In the worst night of my will,
I dared to question all,
And would the same again.
What’s beating at the gate?
Who’s come can wait.

3. The Wall

A ghost comes out of the unconscious mind
To grope my sill: It moans to be reborn!
The figure at my back is not my friend;
The hand upon my shoulder turns to horn.
I found my father when I did my work,
Only to lose myself in this small dark.

Though it reject dry borders of the seen,
What sensual eye can keep and image pure,
Leaning across a sill to greet the dawn?
A slow growth is a hard thing to endure.
When figures our of obscure shadow rave,
All sensual love’s but dancing on a grave.

The wall has entered: I must love the wall,
A madman staring at perpetual night,
A spirit raging at the visible.
I breathe alone until my dark is bright.
Dawn’s where the white is. Who would know the dawn
When there’s a dazzling dark behind the sun.

4. The Exulting

Once I delighted in a single tree;
The loose air sent me running like a child–
I love the world; I want more than the world,
Or after image of the inner eye.
Flesh cries to flesh, and bone cries out to bone;
I die into this life, alone yet not alone.

Was it a god his suffering renewed?–
I saw my father shrinking in his skin;
He turned his face: there was another man,
Walking the edge, loquacious, unafraid.
He quivered like a bird in birdless air,
Yet dared to fix his vision anywhere.

Fish feed on fish, according to their need:
My enemies renew me, and my blood
Beats slower in my careless solitude.
I bare a wound, and dare myself to bleed.
I think a bird, and it begins to fly.
By dying daily, I have come to be.

All exultation is a dangerous thing.
I see you, love, I see you in a dream;
I hear a noise of bees, a trellis hum,
And that slow humming rises into song.
A breath is but a breath: I have the earth;
I shall undo all dying with my death.

5. They Sing, They Sing

All women loved dance in a dying light–
The moon’s my mother: how I love the moon!
Out of her place she comes, a dolphin one,
Then settles back to shade and the long night.
A beast cries out as if its flesh were torn,
And that cry takes me back where I was born.

Who thought love but a motion in the mind?
Am I but nothing, leaning towards a thing?
I scare myself with sighing, or I’ll sing;
Descend O gentlest light, descend, descend.
I sweet field far ahead, I hear your birds,
They sing, they sing, but still in minor thirds.

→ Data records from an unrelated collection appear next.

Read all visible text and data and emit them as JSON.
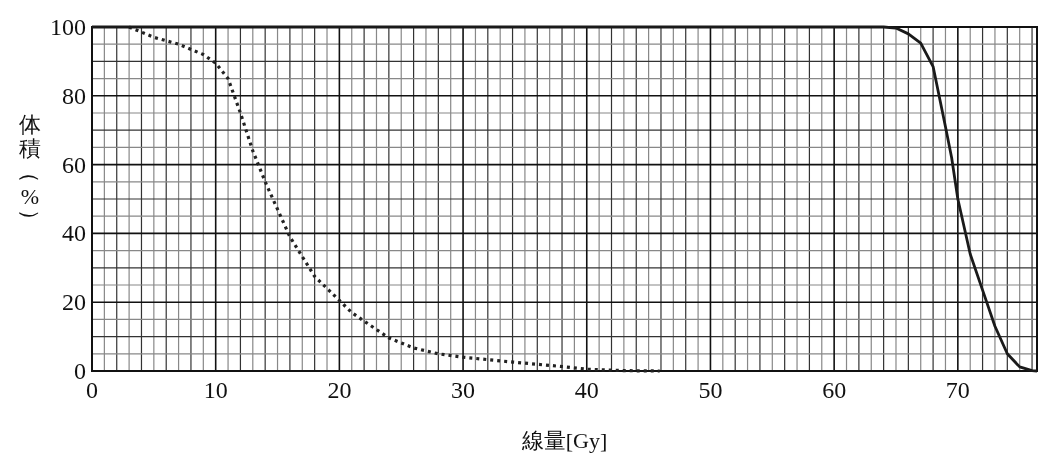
{
  "chart_data": {
    "type": "line",
    "xlabel": "線量[Gy]",
    "ylabel": "体積（%）",
    "grid": true,
    "marker": "none",
    "xlim": [
      0,
      76.4
    ],
    "ylim": [
      0,
      100
    ],
    "xticks": [
      0,
      {
        "value": 1,
        "label": null
      },
      {
        "value": 2,
        "label": null
      },
      {
        "value": 3,
        "label": null
      },
      {
        "value": 4,
        "label": null
      },
      {
        "value": 5,
        "label": null
      },
      {
        "value": 6,
        "label": null
      },
      {
        "value": 7,
        "label": null
      },
      {
        "value": 8,
        "label": null
      },
      {
        "value": 9,
        "label": null
      },
      10,
      {
        "value": 11,
        "label": null
      },
      {
        "value": 12,
        "label": null
      },
      {
        "value": 13,
        "label": null
      },
      {
        "value": 14,
        "label": null
      },
      {
        "value": 15,
        "label": null
      },
      {
        "value": 16,
        "label": null
      },
      {
        "value": 17,
        "label": null
      },
      {
        "value": 18,
        "label": null
      },
      {
        "value": 19,
        "label": null
      },
      20,
      {
        "value": 21,
        "label": null
      },
      {
        "value": 22,
        "label": null
      },
      {
        "value": 23,
        "label": null
      },
      {
        "value": 24,
        "label": null
      },
      {
        "value": 25,
        "label": null
      },
      {
        "value": 26,
        "label": null
      },
      {
        "value": 27,
        "label": null
      },
      {
        "value": 28,
        "label": null
      },
      {
        "value": 29,
        "label": null
      },
      30,
      {
        "value": 31,
        "label": null
      },
      {
        "value": 32,
        "label": null
      },
      {
        "value": 33,
        "label": null
      },
      {
        "value": 34,
        "label": null
      },
      {
        "value": 35,
        "label": null
      },
      {
        "value": 36,
        "label": null
      },
      {
        "value": 37,
        "label": null
      },
      {
        "value": 38,
        "label": null
      },
      {
        "value": 39,
        "label": null
      },
      40,
      {
        "value": 41,
        "label": null
      },
      {
        "value": 42,
        "label": null
      },
      {
        "value": 43,
        "label": null
      },
      {
        "value": 44,
        "label": null
      },
      {
        "value": 45,
        "label": null
      },
      {
        "value": 46,
        "label": null
      },
      {
        "value": 47,
        "label": null
      },
      {
        "value": 48,
        "label": null
      },
      {
        "value": 49,
        "label": null
      },
      50,
      {
        "value": 51,
        "label": null
      },
      {
        "value": 52,
        "label": null
      },
      {
        "value": 53,
        "label": null
      },
      {
        "value": 54,
        "label": null
      },
      {
        "value": 55,
        "label": null
      },
      {
        "value": 56,
        "label": null
      },
      {
        "value": 57,
        "label": null
      },
      {
        "value": 58,
        "label": null
      },
      {
        "value": 59,
        "label": null
      },
      60,
      {
        "value": 61,
        "label": null
      },
      {
        "value": 62,
        "label": null
      },
      {
        "value": 63,
        "label": null
      },
      {
        "value": 64,
        "label": null
      },
      {
        "value": 65,
        "label": null
      },
      {
        "value": 66,
        "label": null
      },
      {
        "value": 67,
        "label": null
      },
      {
        "value": 68,
        "label": null
      },
      {
        "value": 69,
        "label": null
      },
      70,
      {
        "value": 71,
        "label": null
      },
      {
        "value": 72,
        "label": null
      },
      {
        "value": 73,
        "label": null
      },
      {
        "value": 74,
        "label": null
      },
      {
        "value": 75,
        "label": null
      },
      {
        "value": 76,
        "label": null
      }
    ],
    "yticks": [
      0,
      {
        "value": 5,
        "label": null
      },
      {
        "value": 10,
        "label": null
      },
      {
        "value": 15,
        "label": null
      },
      20,
      {
        "value": 25,
        "label": null
      },
      {
        "value": 30,
        "label": null
      },
      {
        "value": 35,
        "label": null
      },
      40,
      {
        "value": 45,
        "label": null
      },
      {
        "value": 50,
        "label": null
      },
      {
        "value": 55,
        "label": null
      },
      60,
      {
        "value": 65,
        "label": null
      },
      {
        "value": 70,
        "label": null
      },
      {
        "value": 75,
        "label": null
      },
      80,
      {
        "value": 85,
        "label": null
      },
      {
        "value": 90,
        "label": null
      },
      {
        "value": 95,
        "label": null
      },
      100
    ],
    "series": [
      {
        "color": "#222222",
        "line_style": "dotted",
        "x": [
          3,
          5,
          7,
          9,
          10,
          11,
          12,
          13,
          14,
          16,
          18,
          20,
          21,
          22,
          24,
          26,
          28,
          30,
          34,
          38,
          40,
          43,
          45.9
        ],
        "values": [
          100,
          97,
          95,
          92,
          89.5,
          85,
          75,
          64,
          55,
          39,
          27.5,
          20.5,
          17,
          14.5,
          9.6,
          6.7,
          5,
          4,
          2.6,
          1.3,
          0.5,
          0.1,
          0
        ]
      },
      {
        "color": "#1a1a1a",
        "line_style": "solid",
        "x": [
          0,
          63,
          64,
          65,
          66,
          67,
          68,
          69,
          69.5,
          70,
          71,
          72,
          73,
          74,
          75,
          76,
          76.4
        ],
        "values": [
          100,
          100,
          100,
          99.7,
          98,
          95.3,
          88.5,
          71,
          62,
          50,
          34,
          23.5,
          13,
          5,
          1.2,
          0.1,
          0
        ]
      }
    ]
  }
}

I’ve the lark’s word for it, who sings alone:
What’s seen recededs; Forever’s what we know!–
Eternity defined, and strewn with straw,
The fury of the slug beneath the stone.
The vision moves, and yet remains the same.
In heaven’s praise, I dread the thing I am.

The edges of the summit still appall
When we brood on the dead or the beloved;
Nor can imagination do it all
In this last place of light: he dares to live
Who stops being a bird, yet beats his wings
Against the immense immeasurable emptiness of things.”